Williams' career trajectory makes the moment feel heavier still. He spent 16 years at Manchester United, rising through their academy system to become a left-back with genuine promise. Ole Gunnar Solskjaer gave him his Premier League debut against Liverpool when he was 19. By 2020, after breaking into the first team, he signed a new four-year contract. He won the Carabao Cup with United in 2023. Across his time at Old Trafford, he made 51 first-team appearances.
But the arc bent downward. After Solskjaer's departure, Ralf Rangnick took over and Williams fell out of favor. He was loaned to Norwich for a full season, then suffered a five-month injury layoff during the 2022-23 campaign. When he returned, he was sent on loan to Ipswich, where he scored twice in 17 appearances as the club pushed toward promotion from the Championship. Once Ipswich secured that promotion, though, Williams was sidelined. He did not feature after the new year.
Manchester United released him last summer. At 24, with a decade and a half of professional development behind him, he found himself without a club. The crash occurred in August 2023, roughly a year before his release, when his future at United was already uncertain. Now, with a driving ban in place and a suspended sentence creating legal jeopardy for the next two years, his path forward—both literally and professionally—has become considerably more constrained. The question of what comes next for Williams remains unanswered.
Citações Notáveis
There was no reason for driving in the way you did.— Judge Eric Lamb, Chester Crown Court
A Conversa do Hearth Outra perspectiva sobre a história
Why does a driving ban matter so much for a footballer who's already out of work?

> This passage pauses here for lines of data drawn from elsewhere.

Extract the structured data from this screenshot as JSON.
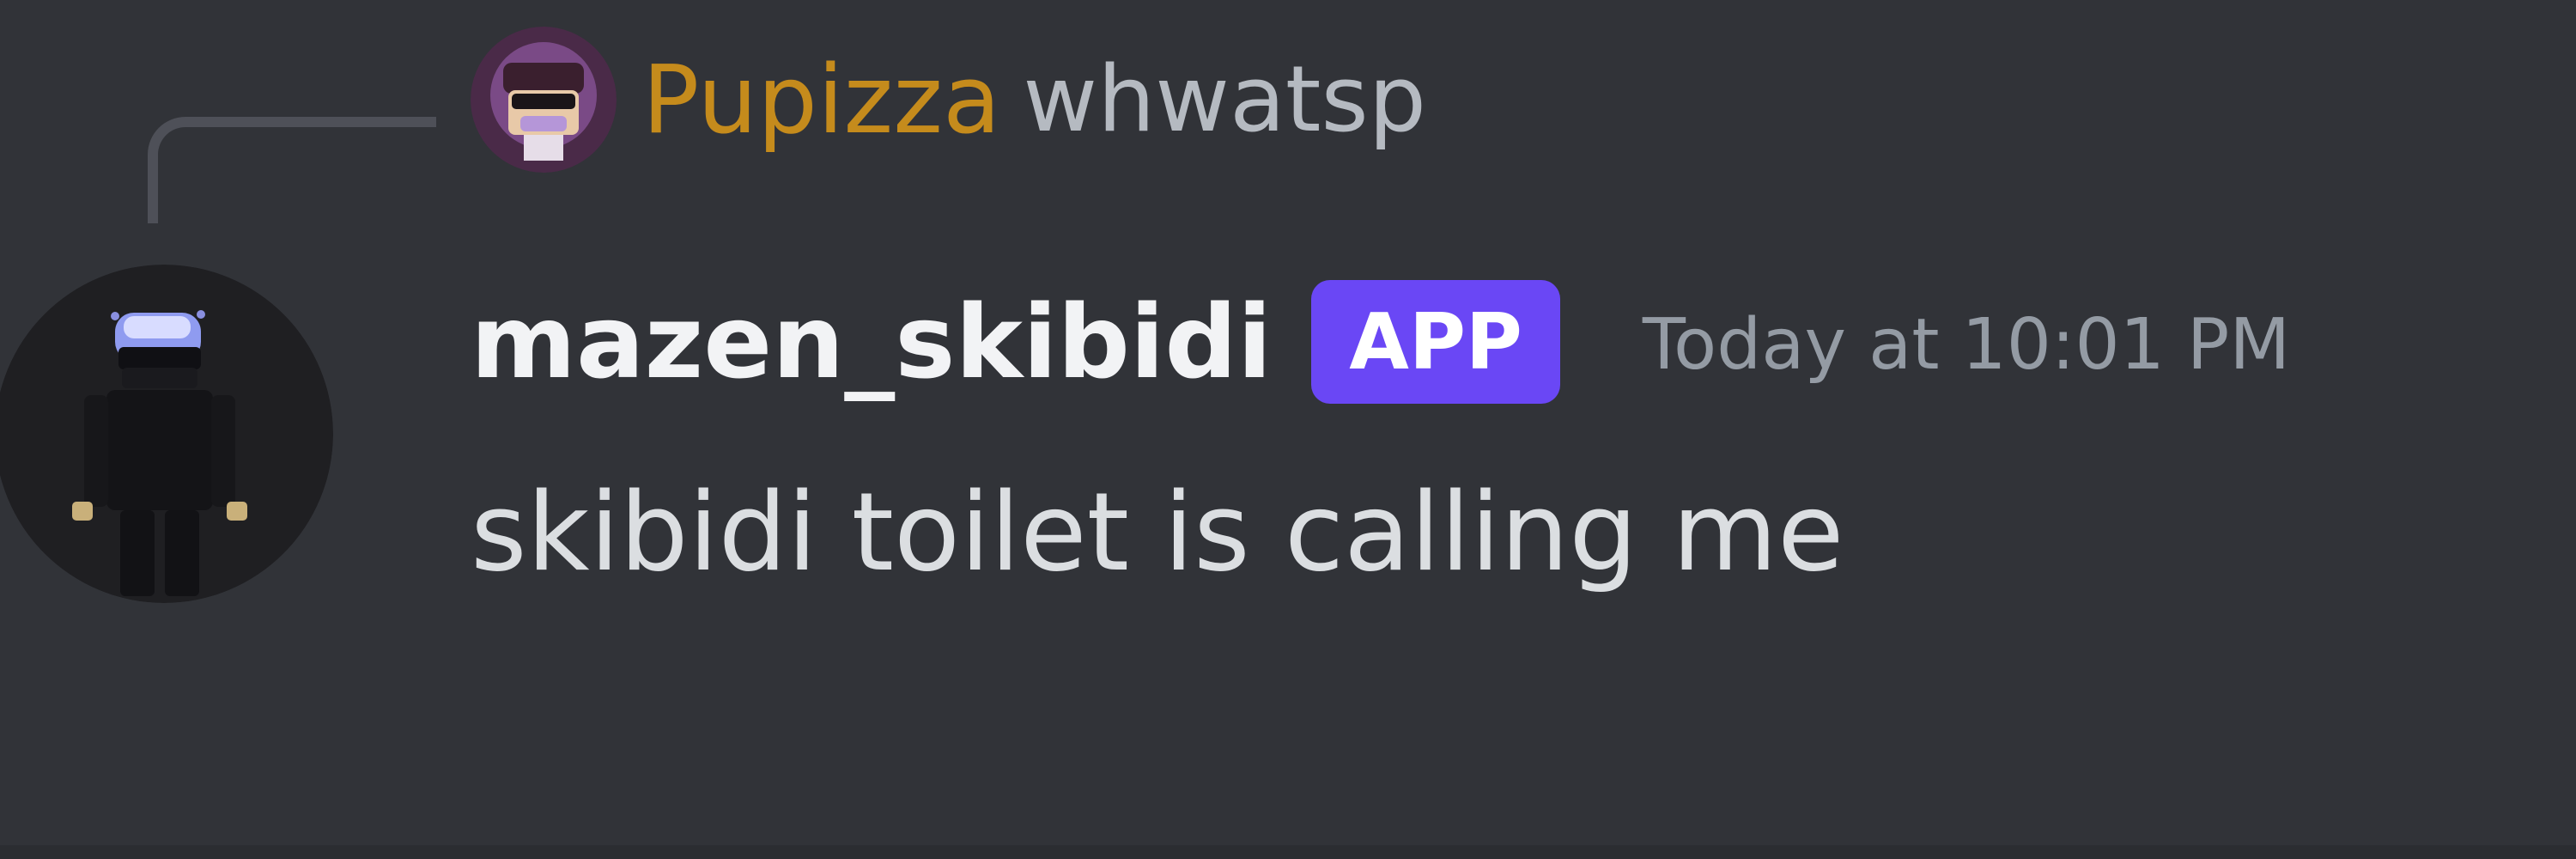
{
  "reply": {
    "author": "Pupizza",
    "text": "whwatsp",
    "author_color": "#c58b1c"
  },
  "message": {
    "author": "mazen_skibidi",
    "badge": "APP",
    "timestamp": "Today at 10:01 PM",
    "content": "skibidi toilet is calling me"
  },
  "colors": {
    "background": "#313338",
    "badge": "#6a47f5",
    "username": "#f2f3f5",
    "timestamp": "#949ba4",
    "text": "#dbdee1"
  },
  "icons": {
    "reply_avatar": "pupizza-avatar-icon",
    "main_avatar": "mazen-skibidi-avatar-icon"
  }
}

It's not just about getting to training. It's about independence, about the ability to move through your life without depending on others. For a young athlete trying to rebuild, it's another obstacle.
Did the suspended sentence feel like a break for him, or is it actually worse in some ways?
It's both. He avoids prison, which is significant. But the sword stays hanging. Two years of knowing that one misstep—one violation of the conditions—could mean immediate custody. That's its own kind of weight.
He was at United for 16 years. How does someone go from that trajectory to this?
Injuries, loss of form, managerial changes. The system moves on. He was a prospect who didn't quite become what was hoped. That's common in football. But it doesn't prepare you for what comes after.
The three people in the other car—do we know anything about them?
The source doesn't say. They were injured. Their car was destroyed. They were simply in the wrong place when Williams made a choice to drive at 99 in a 70.
What's the forward look here?
He's 24, banned from driving for three years, without a club, with a suspended sentence. The next two years will define whether he can rebuild anything at all.